KIS, WSA and NSA’s position on facilitating sales
Both the Director of the National Revenue Information (KIS) and the administrative courts of both instances held that the company’s activities went beyond merely providing an IT tool. These activities included offering a shopping cart, supporting the payment process, handling orders, possessing customer and transaction data, and accepting complaints regarding deliveries. According to the courts, such activities demonstrate a direct influence on the sales process, meeting the criteria for recognizing the company as an operator of an electronic interface under the VAT Act.
The Supreme Administrative Court noted that even indirect involvement in shaping delivery terms and the payment process may determine VAT taxpayer status. As a result, VAT settlement and reporting obligations may be transferred to the company for supplies made by merchants (system users – sellers) through its system.
What does this mean for the e-commerce sector?
The NSA emphasized that the assessment of “facilitating” sales should be based on the actual scope of services rather than declarations or the adopted business model. The mere fact that contractual responsibility (terms & conditions, returns, pricing) is assigned to the seller does not eliminate VAT obligations on the part of the SaaS provider.
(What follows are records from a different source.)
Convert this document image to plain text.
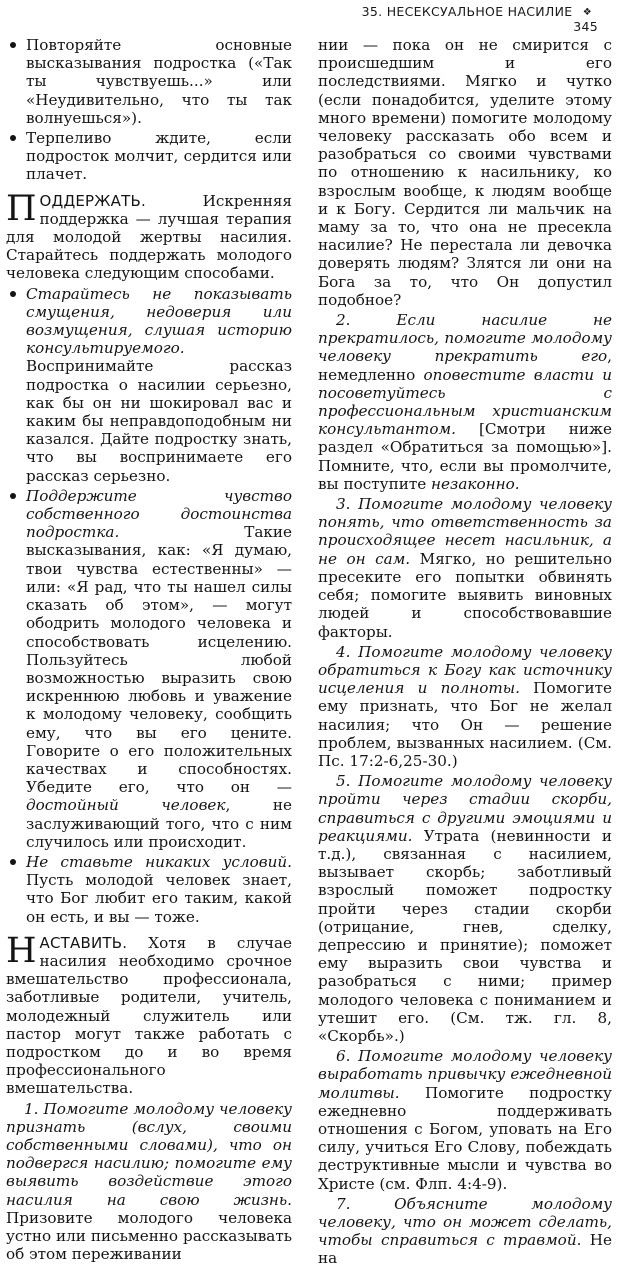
35. НЕСЕКСУАЛЬНОЕ НАСИЛИЕ ❖ 345
Повторяйте основные высказывания подростка («Так ты чувствуешь...» или «Неудивительно, что ты так волнуешься»).
Терпеливо ждите, если подросток молчит, сердится или плачет.

ПОДДЕРЖАТЬ. Искренняя поддержка — лучшая терапия для молодой жертвы насилия. Старайтесь поддержать молодого человека следующим способами.

Старайтесь не показывать смущения, недоверия или возмущения, слушая историю консультируемого. Воспринимайте рассказ подростка о насилии серьезно, как бы он ни шокировал вас и каким бы неправдоподобным ни казался. Дайте подростку знать, что вы воспринимаете его рассказ серьезно.
Поддержите чувство собственного достоинства подростка. Такие высказывания, как: «Я думаю, твои чувства естественны» — или: «Я рад, что ты нашел силы сказать об этом», — могут ободрить молодого человека и способствовать исцелению. Пользуйтесь любой возможностью выразить свою искреннюю любовь и уважение к молодому человеку, сообщить ему, что вы его цените. Говорите о его положительных качествах и способностях. Убедите его, что он — достойный человек, не заслуживающий того, что с ним случилось или происходит.
Не ставьте никаких условий. Пусть молодой человек знает, что Бог любит его таким, какой он есть, и вы — тоже.

НАСТАВИТЬ. Хотя в случае насилия необходимо срочное вмешательство профессионала, заботливые родители, учитель, молодежный служитель или пастор могут также работать с подростком до и во время профессионального вмешательства.

1. Помогите молодому человеку признать (вслух, своими собственными словами), что он подвергся насилию; помогите ему выявить воздействие этого насилия на свою жизнь. Призовите молодого человека устно или письменно рассказывать об этом переживании

нии — пока он не смирится с происшедшим и его последствиями. Мягко и чутко (если понадобится, уделите этому много времени) помогите молодому человеку рассказать обо всем и разобраться со своими чувствами по отношению к насильнику, ко взрослым вообще, к людям вообще и к Богу. Сердится ли мальчик на маму за то, что она не пресекла насилие? Не перестала ли девочка доверять людям? Злятся ли они на Бога за то, что Он допустил подобное?

2. Если насилие не прекратилось, помогите молодому человеку прекратить его, немедленно оповестите власти и посоветуйтесь с профессиональным христианским консультантом. [Смотри ниже раздел «Обратиться за помощью»]. Помните, что, если вы промолчите, вы поступите незаконно.

3. Помогите молодому человеку понять, что ответственность за происходящее несет насильник, а не он сам. Мягко, но решительно пресеките его попытки обвинять себя; помогите выявить виновных людей и способствовавшие факторы.

4. Помогите молодому человеку обратиться к Богу как источнику исцеления и полноты. Помогите ему признать, что Бог не желал насилия; что Он — решение проблем, вызванных насилием. (См. Пс. 17:2-6,25-30.)

5. Помогите молодому человеку пройти через стадии скорби, справиться с другими эмоциями и реакциями. Утрата (невинности и т.д.), связанная с насилием, вызывает скорбь; заботливый взрослый поможет подростку пройти через стадии скорби (отрицание, гнев, сделку, депрессию и принятие); поможет ему выразить свои чувства и разобраться с ними; пример молодого человека с пониманием и утешит его. (См. тж. гл. 8, «Скорбь».)

6. Помогите молодому человеку выработать привычку ежедневной молитвы. Помогите подростку ежедневно поддерживать отношения с Богом, уповать на Его силу, учиться Его Слову, побеждать деструктивные мысли и чувства во Христе (см. Флп. 4:4-9).

7. Объясните молодому человеку, что он может сделать, чтобы справиться с травмой. Не на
The cited judgment confirms that entities offering online stores in a SaaS model may be recognized as operators of electronic interfaces facilitating sales, and thus VAT taxpayers. The scope of VAT obligations depends on the actual—not declared—nature of participation in the transaction, and tax obligations may also be imposed on smaller technology entities. This NSA ruling may set a new interpretative direction, especially for technology companies providing services to the e-commerce sector.